Retrospective cohort study.

Data sources

Tele- CDSMP participants

In the tele-CDSMP study, participants (n = 213) from 13 northern Ontario communities were enrolled in 19 six-week CDSMP courses between September 2007 and June 2008 with follow-up evaluations at 4 months and at 12 months [15]. Participants had a self-reported physician diagnosis of chronic lung disease, heart disease, stroke or chronic arthritis, were required to speak and read English and be able to attend a 2-hour session, once a week for 6 weeks. One hundred and six participants completed the follow up evaluation at 12 months.

Variables collected in the tele- CDSMP study

In the tele-CDSMP, we collected by telephone a number of outcome measures developed and validated by the Stanford Patient Education Centre [16]. Demographic information including age, sex, marital status, employment status, income, education level, and number and type of chronic conditions were collected at baseline for all participants. Measures of self-efficacy, health behaviors, and health status were collected at baseline, 4 months and 12 months [17]. The four health-related behaviors measured were: number of minutes per week each of stretching and strengthening exercise or aerobic exercise, use of cognitive symptom management techniques (mean of six items on a 5-point Likert scale), and use of techniques to improve communication with health care providers (mean of three items on a 5-point Likert scale) [16]. Seven validated health status measures were collected, including self-rated health status, the Stanford HAQ disability scale (8 items), pain (5 items), fatigue (5 items), social/role activity limitation (4 items), health distress (4 items), and psychological well-being (5 items) [18].

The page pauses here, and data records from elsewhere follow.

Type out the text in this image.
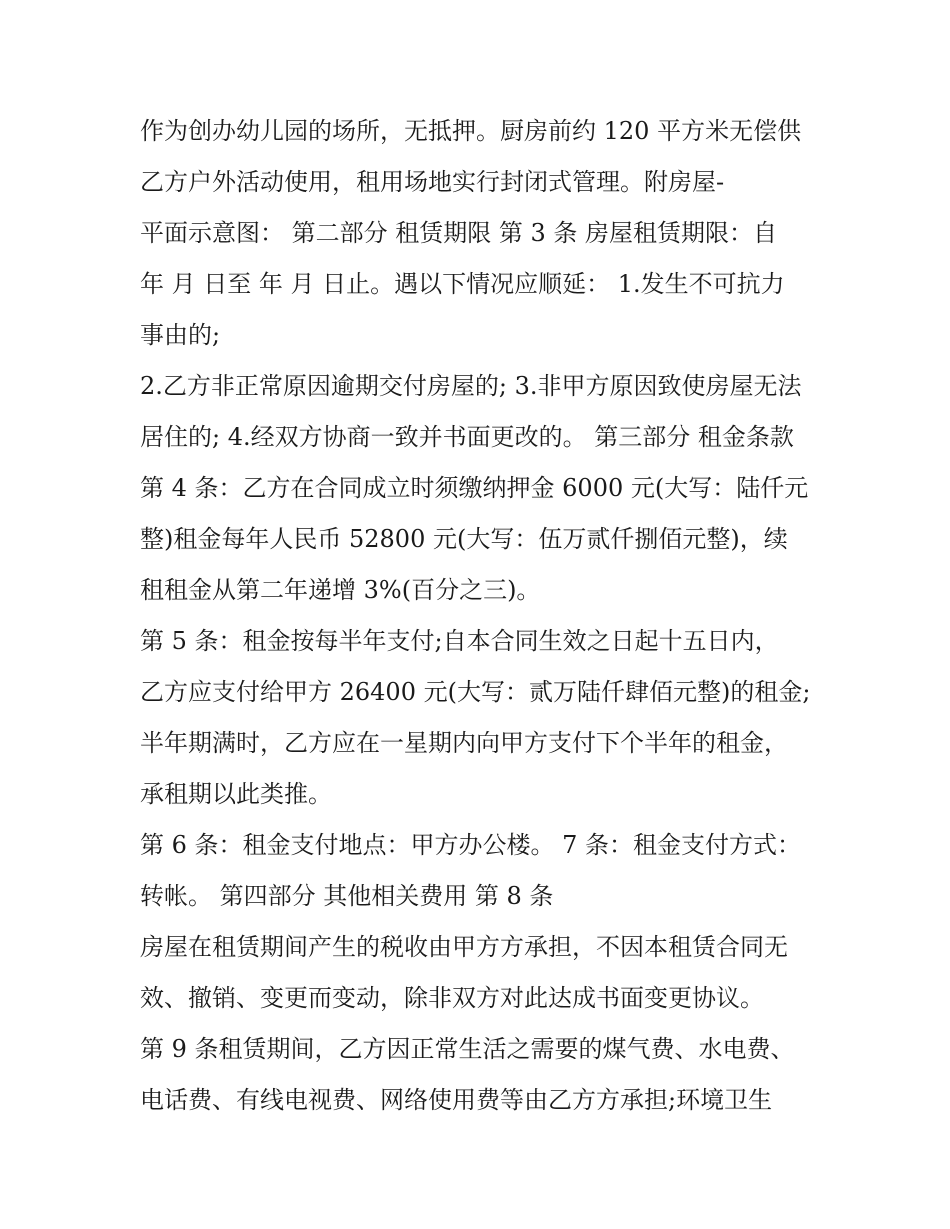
作为创办幼儿园的场所，无抵押。厨房前约 120 平方米无偿供
乙方户外活动使用，租用场地实行封闭式管理。附房屋-
平面示意图： 第二部分 租赁期限 第 3 条 房屋租赁期限：自
年 月 日至 年 月 日止。遇以下情况应顺延： 1.发生不可抗力
事由的;
2.乙方非正常原因逾期交付房屋的; 3.非甲方原因致使房屋无法
居住的; 4.经双方协商一致并书面更改的。 第三部分 租金条款
第 4 条：乙方在合同成立时须缴纳押金 6000 元(大写：陆仟元
整)租金每年人民币 52800 元(大写：伍万贰仟捌佰元整)，续
租租金从第二年递增 3%(百分之三)。
第 5 条：租金按每半年支付;自本合同生效之日起十五日内，
乙方应支付给甲方 26400 元(大写：贰万陆仟肆佰元整)的租金;
半年期满时，乙方应在一星期内向甲方支付下个半年的租金，
承租期以此类推。
第 6 条：租金支付地点：甲方办公楼。 7 条：租金支付方式：
转帐。 第四部分 其他相关费用 第 8 条
房屋在租赁期间产生的税收由甲方方承担，不因本租赁合同无
效、撤销、变更而变动，除非双方对此达成书面变更协议。
第 9 条租赁期间，乙方因正常生活之需要的煤气费、水电费、
电话费、有线电视费、网络使用费等由乙方方承担;环境卫生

Recruitment for the current study

Approximately 1–2 years following enrollment in the tele-CDSMP, the original study interviewer contacted participants to obtain their health card number (HCN) and permission to use it for linkage to health administrative databases in Ontario. Of the 164 participants who completed follow up evaluations at 12 months, 106 individuals provided HCNs by telephone or mail (27 participants refused, 3 died, 9 moved and 19 were unreachable). Verbal and written consent were obtained for follow up evaluations with data linkage. This study was approved by the Research Ethics Boards at Women’s College Hospital and Sunnybrook Health Sciences Centre.

Administrative data sources and variables

To obtain data on health care utilization, the tele-CDSMP dataset with HCNs (a unique identifier) was linked to several administrative databases housed at the Institute for Clinical Evaluative Sciences (ICES). The Ontario Health Insurance Plan database contains all physicians’ fee-for-service claims. It contains information about each service provided by each physician, including the date, diagnosis, fee code, amount paid, HCN, and physician unique identifying number. The ICES Physician Database provides information on physician demographics and specialty training for those practicing in Ontario. The National Ambulatory Care Resource System database provides information on all visits to emergency departments; the main data elements are visit date and reasons for the ED visit defined by International Classification Diagnostic Codes-10th Canadian Version codes (ICD-10-CA). The Discharge Abstract Database provides information on hospital admissions. The health care utilization variables created from these administrative data sources were hospitalizations, all physician visits, general practitioners visits only, visits to specialist physicians and all ED visits.

Statistical analyses

Descriptive statistics were computed for all health care utilization outcomes (physician visits, ED visits, and hospitalizations) and covariates. Health care utilization, including physician visits, ED visits and hospitalizations were compared for participants during the following time periods (6 months, 12 months and 18 months) prior to and after initial participation in the CDSMP using paired t-tests and Wilcoxon sign rank tests based on the distribution of data. In order to account for overall system and age-related changes in health care utilization, CDSMP participants were matched 5:1 to population controls on age, sex, postal code, and previous physician visits in the year prior to the program.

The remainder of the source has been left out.